É curioso como elas têem a minha idade. A idade em que começamos a ver as coisas a morrer. Dantes desapareciam. Caíam na terra. Tapava-se com areia e eu fixava-lhes a cara num sorriso. Agora não. Desaparecem. Morrem. E as enfermeiras (e médicas) andam ali com as madeixas brilhantes a ofuscar a morte. Calças de ganga e crocks verdes (ou azuis, que isto de «meio-daltonismo»…). Elas andam ali com a morte pelas beiradas. A morte sentada na sala de espera. A morte a reclamar no guichet de atendimento. A morte a queixar-se ao segurança sobre um penso que doi. A morte a arrastar-se pelos corredores, a puxar o ferro do soro. Dá vontade de gritar com ela como faria Ivan Ilitch (do amigo Tolstoi). A morte também varre. Começa devagar como se faz ao varrer uma sala de estar. Vai-se aos cantos. Puxa-se o pó. De repente, em forma de acumulado, está lá o pó reunido em monte de lixo. Pronto para ser levado por uma pá. Será isso. Mais do que uma vassoura, a morte será a pá. E as doenças como vassouras. Siga.

A morte não se ri. Nem uma puta é, que as putas sérias (redundância parva, as putas são sempre sérias) enchem-nos de carinho a troco de um luxo, necessidade ou vontade. A morte não. Não é bonita sequer. É feia, dizem. Velhaca e ciumenta. Elas, as enfermeiras e médicas, sabem-no. E só para irritar a morte, voltam a produzir-se esmeradamente para sair do serviço. A ganga das calças sobe até uma mini-saia de pele morena. Curioso, não me lembro destas enfermeiras na Estefânia. Até aos quatro anos era cliente habitual, informa a voz maternal. Diz-se que era asma. Embebedava-me com Zaditen. Hoje embebedo-me com enfermeiras. As mesmas que fazem caretas à morte. As mesmas que sonham com sandálias da Fly e da Aldo, enquanto a morte sonha com os que sonham com ela.

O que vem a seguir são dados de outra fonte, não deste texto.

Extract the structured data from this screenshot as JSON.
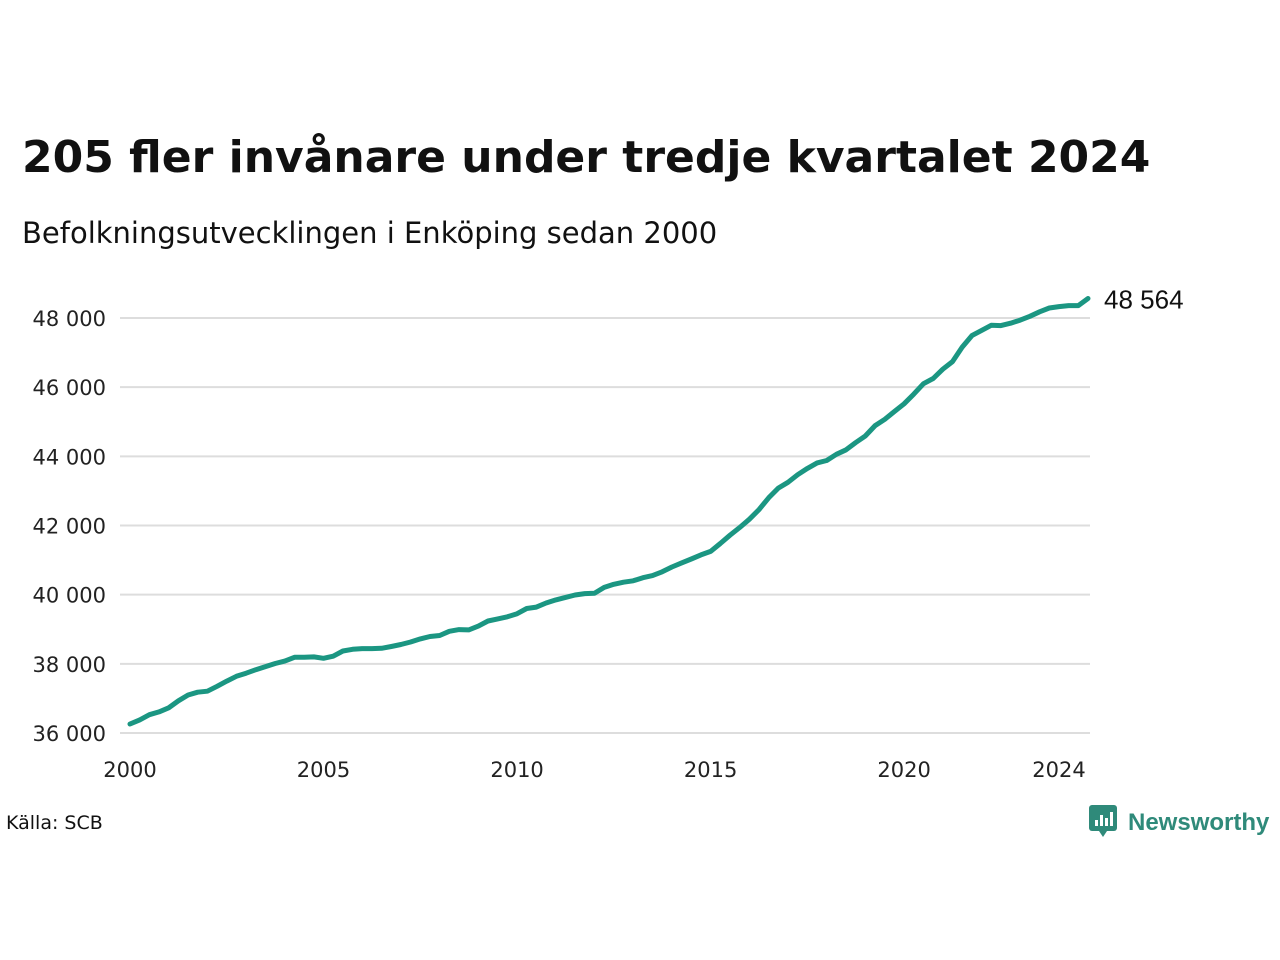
{
  "header": {
    "title": "205 fler invånare under tredje kvartalet 2024",
    "subtitle": "Befolkningsutvecklingen i Enköping sedan 2000"
  },
  "footer": {
    "source": "Källa: SCB",
    "brand": "Newsworthy",
    "brand_icon": "newsworthy-logo-icon"
  },
  "colors": {
    "line": "#1b9682",
    "grid": "#dddddd",
    "brand": "#2f8a7a"
  },
  "chart_data": {
    "type": "line",
    "x_ticks": [
      2000,
      2005,
      2010,
      2015,
      2020,
      2024
    ],
    "y_ticks": [
      "36 000",
      "38 000",
      "40 000",
      "42 000",
      "44 000",
      "46 000",
      "48 000"
    ],
    "y_tick_values": [
      36000,
      38000,
      40000,
      42000,
      44000,
      46000,
      48000
    ],
    "xlim": [
      2000.0,
      2024.75
    ],
    "ylim": [
      36000,
      48564
    ],
    "grid": true,
    "end_label": "48 564",
    "series": [
      {
        "x": [
          2000.0,
          2000.25,
          2000.5,
          2000.75,
          2001.0,
          2001.25,
          2001.5,
          2001.75,
          2002.0,
          2002.25,
          2002.5,
          2002.75,
          2003.0,
          2003.25,
          2003.5,
          2003.75,
          2004.0,
          2004.25,
          2004.5,
          2004.75,
          2005.0,
          2005.25,
          2005.5,
          2005.75,
          2006.0,
          2006.25,
          2006.5,
          2006.75,
          2007.0,
          2007.25,
          2007.5,
          2007.75,
          2008.0,
          2008.25,
          2008.5,
          2008.75,
          2009.0,
          2009.25,
          2009.5,
          2009.75,
          2010.0,
          2010.25,
          2010.5,
          2010.75,
          2011.0,
          2011.25,
          2011.5,
          2011.75,
          2012.0,
          2012.25,
          2012.5,
          2012.75,
          2013.0,
          2013.25,
          2013.5,
          2013.75,
          2014.0,
          2014.25,
          2014.5,
          2014.75,
          2015.0,
          2015.25,
          2015.5,
          2015.75,
          2016.0,
          2016.25,
          2016.5,
          2016.75,
          2017.0,
          2017.25,
          2017.5,
          2017.75,
          2018.0,
          2018.25,
          2018.5,
          2018.75,
          2019.0,
          2019.25,
          2019.5,
          2019.75,
          2020.0,
          2020.25,
          2020.5,
          2020.75,
          2021.0,
          2021.25,
          2021.5,
          2021.75,
          2022.0,
          2022.25,
          2022.5,
          2022.75,
          2023.0,
          2023.25,
          2023.5,
          2023.75,
          2024.0,
          2024.25,
          2024.5,
          2024.75
        ],
        "values": [
          36260,
          36380,
          36530,
          36610,
          36730,
          36930,
          37100,
          37180,
          37210,
          37350,
          37500,
          37640,
          37730,
          37830,
          37920,
          38010,
          38080,
          38190,
          38190,
          38200,
          38160,
          38220,
          38370,
          38420,
          38440,
          38440,
          38450,
          38500,
          38560,
          38630,
          38720,
          38790,
          38820,
          38940,
          38990,
          38980,
          39090,
          39240,
          39300,
          39360,
          39450,
          39600,
          39640,
          39760,
          39850,
          39920,
          39990,
          40030,
          40040,
          40210,
          40300,
          40360,
          40400,
          40490,
          40550,
          40660,
          40800,
          40920,
          41030,
          41150,
          41250,
          41480,
          41720,
          41940,
          42180,
          42460,
          42800,
          43080,
          43250,
          43470,
          43650,
          43810,
          43880,
          44060,
          44190,
          44400,
          44590,
          44890,
          45070,
          45300,
          45520,
          45800,
          46100,
          46250,
          46520,
          46740,
          47160,
          47490,
          47640,
          47790,
          47780,
          47850,
          47940,
          48050,
          48180,
          48290,
          48330,
          48359,
          48360,
          48564
        ]
      }
    ]
  }
}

Atraiem-me as enfermeiras. E as médicas, que não sou sectário. Mas mais as enfermeiras. Terá a ver com o estatuto hierárquico. Nunca fui muito dado ao poder. Só não me atrai a morte. Atraí-me esta médica felicitada por uma auxiliar do serviço. «É menino ou menina?». «Menina! Obrigado!» ruborizou a recem-prenha. Longos cabelos pretos e olhos de azeitona. A timidez levou-lhe as mãos aos bolos e a inclinar a cabeça para a frente. Horas depois vejo-a largar o serviço. Vestia-se em tons frescos a entrar nos verdes. Sandálias leves a acastanhar. Sóbria. Como uma mulher fecundada deve ser. Vai ser mãe, porra! E não se nota a morte que lhe ficou agarrada à bata horas atrás. A morte não me dá tesão. O mesmo não posso afirmar das enfermeiras (das médicas, sem etc.). E não, não recalco nenhum fetiche com batas e estetoscópios. Apenas e só o desfilar de fecho de turno. Aqueles ares frescos num ambiente tão funesto. Aquelas curvas que ficaram à solta debaixo da bata larga durante um, dois ou três turnos de seguida. Agoram estão presos na roupa justa e insinuante. Entesoa também que por baixo daquele gancho que agarra o cabelo moreno vai a cabeça feliz de quem à coisa de 30 minutos deu baixa de um senhora idosa e agora caminha feliz para o seu carro de 1100 de cilindrada. Feminino. Igualmente feminino. Aquilo tem um segredo. Ninguém convive com a morte nos corredores e meia hora depois deixa a morte na sala de espera. Há ali coisa…E entusiasma…

É curioso como não suporto hospitais e delicio-me com médicas e enfermeiras. As estudantes do corpo. Tão boas estudantes. Na escola eram sempre as da fila da frente. As preferidas das professoras. É igualmente curioso como um dia num hospital não serve para nada. Nem mesmo o fulgor encarnado dos jornais desportivos me levou a pensar noutra coisa que não na morte e enfermeiras (e médicas, sem etc.). Se passasse um dia no talho será que me apaixonava pelo açougueiro?